Dogfish Head founder and president Sam Calagione at work.
Dogfish Head founder and president Sam Calagione at work. Credit: CONTRIBUTED PHOTO

GILL — What could Henry David Thoreau’s writings, cherries, a cornucopia of spices and beer possibly have in common?

Just ask Sam Calagione, a Northfield Mount Hermon alumnus, Greenfield native and the founder of the Milton, Delaware-based Dogfish Head Brewery – he’s used each of them to some extent when throwing together the unorthodox recipes that have become synonymous with his iconic craft beer company.

The answer to that question came Thursday night during a talk at the school, hosted by the Center for Learning through Action, that spanned the origins of his interest in brewing and inspiration behind his wacky concoctions to the philanthropy and socially ethical approach that underpins his whole operation.

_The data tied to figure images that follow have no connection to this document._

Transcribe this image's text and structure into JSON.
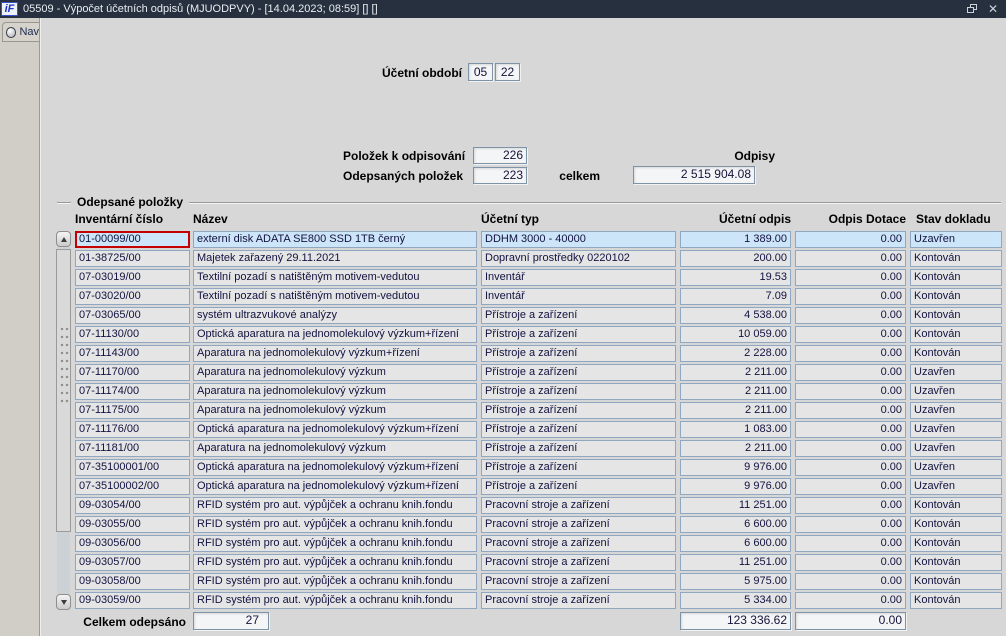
{
  "window": {
    "title": "05509 - Výpočet účetních odpisů (MJUODPVY) - [14.04.2023; 08:59]  []  []"
  },
  "icons": {
    "app_logo": "iF",
    "close": "✕",
    "restore": "two-overlapping-windows",
    "nav_bullet": "radio-dot",
    "scroll_up": "triangle-up",
    "scroll_down": "triangle-down"
  },
  "sidebar": {
    "nav_tab_label": "Nav"
  },
  "form": {
    "period_label": "Účetní období",
    "period_month": "05",
    "period_year": "22",
    "items_to_depreciate_label": "Položek k odpisování",
    "items_to_depreciate": "226",
    "depreciated_items_label": "Odepsaných položek",
    "depreciated_items": "223",
    "odpisy_label": "Odpisy",
    "celkem_label": "celkem",
    "odpisy_total": "2 515 904.08"
  },
  "table": {
    "group_label": "Odepsané položky",
    "columns": [
      "Inventární číslo",
      "Název",
      "Účetní typ",
      "Účetní odpis",
      "Odpis Dotace",
      "Stav dokladu"
    ],
    "selected_row_index": 0,
    "rows": [
      [
        "01-00099/00",
        "externí disk ADATA SE800 SSD 1TB černý",
        "DDHM 3000 - 40000",
        "1 389.00",
        "0.00",
        "Uzavřen"
      ],
      [
        "01-38725/00",
        "Majetek zařazený 29.11.2021",
        "Dopravní prostředky 0220102",
        "200.00",
        "0.00",
        "Kontován"
      ],
      [
        "07-03019/00",
        "Textilní pozadí s natištěným motivem-vedutou",
        "Inventář",
        "19.53",
        "0.00",
        "Kontován"
      ],
      [
        "07-03020/00",
        "Textilní pozadí s natištěným motivem-vedutou",
        "Inventář",
        "7.09",
        "0.00",
        "Kontován"
      ],
      [
        "07-03065/00",
        "systém ultrazvukové analýzy",
        "Přístroje a zařízení",
        "4 538.00",
        "0.00",
        "Kontován"
      ],
      [
        "07-11130/00",
        "Optická aparatura na jednomolekulový výzkum+řízení",
        "Přístroje a zařízení",
        "10 059.00",
        "0.00",
        "Kontován"
      ],
      [
        "07-11143/00",
        "Aparatura na jednomolekulový výzkum+řízení",
        "Přístroje a zařízení",
        "2 228.00",
        "0.00",
        "Kontován"
      ],
      [
        "07-11170/00",
        "Aparatura na jednomolekulový výzkum",
        "Přístroje a zařízení",
        "2 211.00",
        "0.00",
        "Uzavřen"
      ],
      [
        "07-11174/00",
        "Aparatura na jednomolekulový výzkum",
        "Přístroje a zařízení",
        "2 211.00",
        "0.00",
        "Uzavřen"
      ],
      [
        "07-11175/00",
        "Aparatura na jednomolekulový výzkum",
        "Přístroje a zařízení",
        "2 211.00",
        "0.00",
        "Uzavřen"
      ],
      [
        "07-11176/00",
        "Optická aparatura na jednomolekulový výzkum+řízení",
        "Přístroje a zařízení",
        "1 083.00",
        "0.00",
        "Uzavřen"
      ],
      [
        "07-11181/00",
        "Aparatura na jednomolekulový výzkum",
        "Přístroje a zařízení",
        "2 211.00",
        "0.00",
        "Uzavřen"
      ],
      [
        "07-35100001/00",
        "Optická aparatura na jednomolekulový výzkum+řízení",
        "Přístroje a zařízení",
        "9 976.00",
        "0.00",
        "Uzavřen"
      ],
      [
        "07-35100002/00",
        "Optická aparatura na jednomolekulový výzkum+řízení",
        "Přístroje a zařízení",
        "9 976.00",
        "0.00",
        "Uzavřen"
      ],
      [
        "09-03054/00",
        "RFID systém pro aut. výpůjček a ochranu knih.fondu",
        "Pracovní stroje a zařízení",
        "11 251.00",
        "0.00",
        "Kontován"
      ],
      [
        "09-03055/00",
        "RFID systém pro aut. výpůjček a ochranu knih.fondu",
        "Pracovní stroje a zařízení",
        "6 600.00",
        "0.00",
        "Kontován"
      ],
      [
        "09-03056/00",
        "RFID systém pro aut. výpůjček a ochranu knih.fondu",
        "Pracovní stroje a zařízení",
        "6 600.00",
        "0.00",
        "Kontován"
      ],
      [
        "09-03057/00",
        "RFID systém pro aut. výpůjček a ochranu knih.fondu",
        "Pracovní stroje a zařízení",
        "11 251.00",
        "0.00",
        "Kontován"
      ],
      [
        "09-03058/00",
        "RFID systém pro aut. výpůjček a ochranu knih.fondu",
        "Pracovní stroje a zařízení",
        "5 975.00",
        "0.00",
        "Kontován"
      ],
      [
        "09-03059/00",
        "RFID systém pro aut. výpůjček a ochranu knih.fondu",
        "Pracovní stroje a zařízení",
        "5 334.00",
        "0.00",
        "Kontován"
      ]
    ]
  },
  "footer": {
    "total_label": "Celkem odepsáno",
    "total_count": "27",
    "total_odpis": "123 336.62",
    "total_dotace": "0.00"
  },
  "colors": {
    "titlebar": "#26303f",
    "selection": "#cde5f8",
    "focus_border": "#c40000",
    "cell_border": "#8fa7c0"
  }
}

OK, so maybe he hasn’t started tossing pages of “Walden” into his brews yet, but Calagione said his time at Northfield Mount Hermon School instilled a love for two things that have had a major influence on his approach to brewing –  English literature and the culinary arts.

Calagione said his lessons in classic American literature, which led him to pursue a master of fine arts degree at Columbia University, gave him the outside-the-box mind-set that’s led him to include unconventional ingredients like honey, Muscat grapes, spruce tips and chicory — some of which he had used during his work-job participation in the school’s kitchen — in his beer.

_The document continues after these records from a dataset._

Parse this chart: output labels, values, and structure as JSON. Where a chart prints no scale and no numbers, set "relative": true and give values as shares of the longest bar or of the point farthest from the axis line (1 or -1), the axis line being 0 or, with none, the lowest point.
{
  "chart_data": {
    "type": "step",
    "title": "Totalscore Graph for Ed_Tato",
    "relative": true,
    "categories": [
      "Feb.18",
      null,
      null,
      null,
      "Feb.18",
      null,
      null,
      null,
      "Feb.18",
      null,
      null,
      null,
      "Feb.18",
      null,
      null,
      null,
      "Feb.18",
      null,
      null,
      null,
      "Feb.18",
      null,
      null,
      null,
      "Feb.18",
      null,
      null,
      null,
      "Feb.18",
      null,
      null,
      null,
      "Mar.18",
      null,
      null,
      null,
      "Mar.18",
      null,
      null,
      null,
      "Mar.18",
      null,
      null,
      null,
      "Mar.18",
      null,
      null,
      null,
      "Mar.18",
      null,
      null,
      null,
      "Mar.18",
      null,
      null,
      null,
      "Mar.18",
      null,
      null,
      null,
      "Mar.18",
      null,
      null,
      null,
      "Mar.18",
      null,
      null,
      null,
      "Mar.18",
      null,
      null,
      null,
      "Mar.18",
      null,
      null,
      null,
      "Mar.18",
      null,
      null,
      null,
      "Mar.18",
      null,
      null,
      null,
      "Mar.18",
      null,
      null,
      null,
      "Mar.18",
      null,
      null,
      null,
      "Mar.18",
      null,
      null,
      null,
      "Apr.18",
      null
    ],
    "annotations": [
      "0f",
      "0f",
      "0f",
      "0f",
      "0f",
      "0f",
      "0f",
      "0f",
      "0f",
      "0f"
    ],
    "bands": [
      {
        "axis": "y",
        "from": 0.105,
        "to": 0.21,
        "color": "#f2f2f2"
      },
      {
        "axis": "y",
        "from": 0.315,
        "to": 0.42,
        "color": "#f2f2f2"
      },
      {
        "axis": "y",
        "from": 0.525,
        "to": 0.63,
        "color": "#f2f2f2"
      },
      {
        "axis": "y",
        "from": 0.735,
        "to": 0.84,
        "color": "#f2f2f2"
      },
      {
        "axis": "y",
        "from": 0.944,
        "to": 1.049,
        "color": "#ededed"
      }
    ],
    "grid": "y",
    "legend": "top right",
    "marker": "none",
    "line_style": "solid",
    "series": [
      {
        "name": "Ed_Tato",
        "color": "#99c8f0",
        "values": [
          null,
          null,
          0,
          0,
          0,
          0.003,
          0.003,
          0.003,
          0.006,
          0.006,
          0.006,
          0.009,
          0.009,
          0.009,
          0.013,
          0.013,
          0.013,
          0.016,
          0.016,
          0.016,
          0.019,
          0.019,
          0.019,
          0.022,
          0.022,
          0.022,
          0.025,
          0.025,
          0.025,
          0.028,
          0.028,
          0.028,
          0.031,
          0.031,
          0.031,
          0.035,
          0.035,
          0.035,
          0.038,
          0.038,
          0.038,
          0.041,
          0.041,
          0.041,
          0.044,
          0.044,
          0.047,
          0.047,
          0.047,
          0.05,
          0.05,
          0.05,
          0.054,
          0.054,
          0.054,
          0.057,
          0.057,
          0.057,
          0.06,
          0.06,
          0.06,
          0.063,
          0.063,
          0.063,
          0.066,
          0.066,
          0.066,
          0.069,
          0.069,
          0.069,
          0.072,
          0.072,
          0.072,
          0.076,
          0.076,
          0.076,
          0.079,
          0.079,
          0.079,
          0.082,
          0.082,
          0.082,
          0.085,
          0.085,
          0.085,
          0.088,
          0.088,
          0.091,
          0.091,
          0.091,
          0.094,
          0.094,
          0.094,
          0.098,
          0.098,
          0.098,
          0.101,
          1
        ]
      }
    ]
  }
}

The result was the country’s first brewery founded on the idea of breaking the traditionalist mold of the industry, codified in German purity laws from the 16th century, and bringing a culinary approach to his craft.

“My beer recipes were my own version of the poems I loved,” he said. “They were recipes for beers that had never existed before.”

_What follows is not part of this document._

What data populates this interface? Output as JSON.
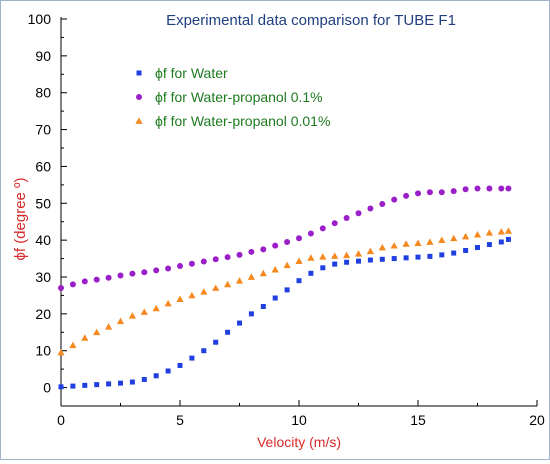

Since launching the company in 1995, he has traveled the world learning about ancient brews, using modern science to analyze the organic matter in terracotta pots that once held the beverages, and working to bring inventive those culinary techniques to his products.

Initially, that didn’t sit well with beer traditionalists: “We weren’t being looked at as cool or inventive, but more like heretics and jerks screwing with tradition,” he said, recalling beer fairs and gatherings he had attended in the early days of Dogfish Head. “So I went back and researched to find out what those traditions I was screwing with were, because I thought ‘Maybe I should do more of that.’”

The result? One of the most recognized names in craft beer today.

All the while, Calagione and his wife, Mariah, the company’s vice president, used their successful business as a platform to engage in philanthropic work, benefiting organizations like The Nature Conservancy, and other business, like the independent record stores he said hold common ground with the craft breweries as they fight to keep the Anheuser-Busches and Amazon.coms of their respective industries at bay.

“Because we’re a private company we have a lot of latitude to what public companies can’t do and define what goodness means to us,” Calagione said. “A public company’s primary obligation is to maximizing its shareholders’ profits, but ethically those decisions can be car crashes.”

“Many times when we release a product, it’s not on profits but on ‘Does it fit and allow us to approach this collaboratively instead of competitively?’” he said.

And, he and his wife involve all the company’s employees into those efforts, too, even going so far as to shut down the company on Martin Luther King Day each year to take their engineering and maintenance equipment out to the field and build houses for Habitat for Humanity, an event called “Benevolence Day.”